Moreover, it is advisable to expand the scope of the method to other segments of critical infrastructure, taking into account the specific threats of each sector. This will allow creating a universal platform for assessing the risks of hybrid impact with the ability to adapt to the requirements of a specific industry without the necessity to change the basic model.

According to the results obtained, the model demonstrates the potential for adaptation to various scenarios of digital risk management under conditions of uncertainty. The conclusions of this study go beyond purely technical analytics. They reveal the model’s potential as a tool for interdisciplinary transformation of practices in security, management, and sustainable development. The localized integration of international standards (ISO, NIST, OECD), taking into account challenges of digital sovereignty, post-conflict recovery, and institutional trust, enables the formation of a new culture of strategic analytics.

The ethical component of the model, particularly the emphasis on flexibility, transparency, and social responsibility, gives opportunities for building a professional community capable of acting not only as technical experts but also as strategic facilitators of change.

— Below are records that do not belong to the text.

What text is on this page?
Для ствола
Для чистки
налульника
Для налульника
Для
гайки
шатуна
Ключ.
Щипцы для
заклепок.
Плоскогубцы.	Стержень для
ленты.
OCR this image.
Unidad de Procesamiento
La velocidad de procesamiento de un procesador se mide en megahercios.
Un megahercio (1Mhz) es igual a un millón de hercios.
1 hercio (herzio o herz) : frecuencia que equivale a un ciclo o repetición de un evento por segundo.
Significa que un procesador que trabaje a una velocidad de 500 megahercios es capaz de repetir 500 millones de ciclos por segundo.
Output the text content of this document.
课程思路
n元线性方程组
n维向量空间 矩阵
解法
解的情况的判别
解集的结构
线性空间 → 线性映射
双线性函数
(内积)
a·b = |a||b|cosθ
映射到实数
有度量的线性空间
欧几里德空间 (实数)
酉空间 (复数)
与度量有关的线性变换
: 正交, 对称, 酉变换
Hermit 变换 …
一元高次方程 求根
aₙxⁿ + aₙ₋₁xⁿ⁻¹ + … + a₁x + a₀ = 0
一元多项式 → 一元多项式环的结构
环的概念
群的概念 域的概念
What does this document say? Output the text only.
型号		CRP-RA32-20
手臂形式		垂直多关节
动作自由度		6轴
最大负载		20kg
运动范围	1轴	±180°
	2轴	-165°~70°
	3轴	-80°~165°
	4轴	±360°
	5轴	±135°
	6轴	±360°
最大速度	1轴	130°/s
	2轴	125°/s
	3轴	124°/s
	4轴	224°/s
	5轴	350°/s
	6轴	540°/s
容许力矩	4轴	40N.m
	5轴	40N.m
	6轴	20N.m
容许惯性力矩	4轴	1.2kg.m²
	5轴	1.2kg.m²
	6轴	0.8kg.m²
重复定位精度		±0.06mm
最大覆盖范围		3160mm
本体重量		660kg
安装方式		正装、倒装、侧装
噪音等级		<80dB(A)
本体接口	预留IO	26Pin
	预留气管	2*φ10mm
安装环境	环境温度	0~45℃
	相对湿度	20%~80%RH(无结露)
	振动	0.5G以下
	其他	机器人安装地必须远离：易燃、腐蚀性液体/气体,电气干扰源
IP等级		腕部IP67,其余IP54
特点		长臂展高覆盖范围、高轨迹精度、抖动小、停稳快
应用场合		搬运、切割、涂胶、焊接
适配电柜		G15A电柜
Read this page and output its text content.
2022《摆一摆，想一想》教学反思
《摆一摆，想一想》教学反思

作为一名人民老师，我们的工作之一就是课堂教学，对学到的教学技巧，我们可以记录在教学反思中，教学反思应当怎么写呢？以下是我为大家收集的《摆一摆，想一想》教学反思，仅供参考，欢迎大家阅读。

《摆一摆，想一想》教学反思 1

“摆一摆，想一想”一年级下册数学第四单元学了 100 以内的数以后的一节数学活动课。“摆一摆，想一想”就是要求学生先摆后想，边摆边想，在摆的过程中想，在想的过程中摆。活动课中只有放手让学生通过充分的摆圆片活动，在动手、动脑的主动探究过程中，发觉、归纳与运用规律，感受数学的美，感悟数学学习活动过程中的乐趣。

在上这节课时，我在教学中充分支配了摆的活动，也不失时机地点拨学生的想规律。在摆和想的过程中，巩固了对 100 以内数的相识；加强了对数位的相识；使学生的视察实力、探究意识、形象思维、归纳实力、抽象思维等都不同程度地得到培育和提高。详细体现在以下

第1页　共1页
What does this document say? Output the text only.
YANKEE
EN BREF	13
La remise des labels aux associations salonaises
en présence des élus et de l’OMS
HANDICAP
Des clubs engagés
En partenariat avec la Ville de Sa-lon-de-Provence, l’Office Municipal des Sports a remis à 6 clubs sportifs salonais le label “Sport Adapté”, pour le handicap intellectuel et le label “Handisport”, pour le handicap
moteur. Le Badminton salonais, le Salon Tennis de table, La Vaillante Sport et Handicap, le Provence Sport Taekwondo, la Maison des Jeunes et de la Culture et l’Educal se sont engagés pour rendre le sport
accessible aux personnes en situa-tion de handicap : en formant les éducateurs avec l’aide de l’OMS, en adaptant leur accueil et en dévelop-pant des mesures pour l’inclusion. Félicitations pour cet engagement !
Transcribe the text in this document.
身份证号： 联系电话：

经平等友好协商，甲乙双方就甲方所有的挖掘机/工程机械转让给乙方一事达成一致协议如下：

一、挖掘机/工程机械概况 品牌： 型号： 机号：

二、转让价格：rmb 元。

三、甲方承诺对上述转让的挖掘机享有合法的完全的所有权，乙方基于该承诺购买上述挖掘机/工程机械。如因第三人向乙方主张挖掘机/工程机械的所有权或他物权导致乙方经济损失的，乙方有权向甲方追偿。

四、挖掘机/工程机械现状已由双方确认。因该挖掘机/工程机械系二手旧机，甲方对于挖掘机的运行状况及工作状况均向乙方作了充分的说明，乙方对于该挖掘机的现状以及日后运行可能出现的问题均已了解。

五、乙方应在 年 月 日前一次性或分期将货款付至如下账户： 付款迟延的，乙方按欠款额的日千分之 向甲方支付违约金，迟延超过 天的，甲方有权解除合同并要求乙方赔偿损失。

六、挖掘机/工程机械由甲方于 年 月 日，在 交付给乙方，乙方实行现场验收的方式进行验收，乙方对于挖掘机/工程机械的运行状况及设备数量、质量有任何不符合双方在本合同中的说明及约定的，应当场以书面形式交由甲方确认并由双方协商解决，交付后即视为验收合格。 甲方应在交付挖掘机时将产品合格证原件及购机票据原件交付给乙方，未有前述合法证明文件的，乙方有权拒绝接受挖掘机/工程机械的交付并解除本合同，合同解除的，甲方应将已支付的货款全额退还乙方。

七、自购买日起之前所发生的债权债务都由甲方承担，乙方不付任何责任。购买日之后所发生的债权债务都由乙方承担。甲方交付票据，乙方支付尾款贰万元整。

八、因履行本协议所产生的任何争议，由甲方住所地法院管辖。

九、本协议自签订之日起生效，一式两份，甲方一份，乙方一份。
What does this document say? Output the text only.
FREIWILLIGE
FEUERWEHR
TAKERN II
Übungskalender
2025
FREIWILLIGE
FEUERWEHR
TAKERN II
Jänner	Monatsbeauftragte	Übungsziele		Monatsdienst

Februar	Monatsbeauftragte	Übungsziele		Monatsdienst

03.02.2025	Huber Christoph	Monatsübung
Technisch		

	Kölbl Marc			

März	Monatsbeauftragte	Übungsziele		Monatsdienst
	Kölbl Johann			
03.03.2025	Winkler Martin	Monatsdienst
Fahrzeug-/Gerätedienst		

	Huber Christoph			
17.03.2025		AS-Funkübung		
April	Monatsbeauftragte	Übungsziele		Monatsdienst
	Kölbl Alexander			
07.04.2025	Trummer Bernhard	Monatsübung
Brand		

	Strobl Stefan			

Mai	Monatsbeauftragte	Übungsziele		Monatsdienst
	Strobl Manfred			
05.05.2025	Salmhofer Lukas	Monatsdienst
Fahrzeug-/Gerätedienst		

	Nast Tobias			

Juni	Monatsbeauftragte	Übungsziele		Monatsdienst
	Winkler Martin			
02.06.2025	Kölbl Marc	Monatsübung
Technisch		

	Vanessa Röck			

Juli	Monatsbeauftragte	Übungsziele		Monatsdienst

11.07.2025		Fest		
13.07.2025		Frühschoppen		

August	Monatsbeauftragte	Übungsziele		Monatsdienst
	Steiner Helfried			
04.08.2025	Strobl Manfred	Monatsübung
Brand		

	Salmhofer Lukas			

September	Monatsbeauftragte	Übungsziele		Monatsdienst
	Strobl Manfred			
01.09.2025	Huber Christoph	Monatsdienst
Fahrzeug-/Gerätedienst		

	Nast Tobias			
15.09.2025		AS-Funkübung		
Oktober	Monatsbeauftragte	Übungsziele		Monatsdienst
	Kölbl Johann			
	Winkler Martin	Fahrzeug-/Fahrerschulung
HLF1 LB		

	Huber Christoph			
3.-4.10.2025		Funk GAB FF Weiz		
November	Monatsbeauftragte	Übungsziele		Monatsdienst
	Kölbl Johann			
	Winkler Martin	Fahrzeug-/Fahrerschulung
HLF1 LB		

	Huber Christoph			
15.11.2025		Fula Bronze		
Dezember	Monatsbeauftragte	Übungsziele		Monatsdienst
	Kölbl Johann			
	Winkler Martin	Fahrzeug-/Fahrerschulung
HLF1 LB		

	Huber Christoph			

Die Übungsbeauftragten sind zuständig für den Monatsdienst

In the international context, the proposed solution demonstrates adaptability to polycentric scenarios of digital development, where cyber-resilience intersects with humanitarian security, environmental monitoring, and cultural integration of standards. The model is not only technically effective but also institutionally, strategically, and philosophically relevant.

Thus, analytics in this study is regarded as the fundamental component of modern governance that contributes to the construction of more dignified, mature, and resilient societies.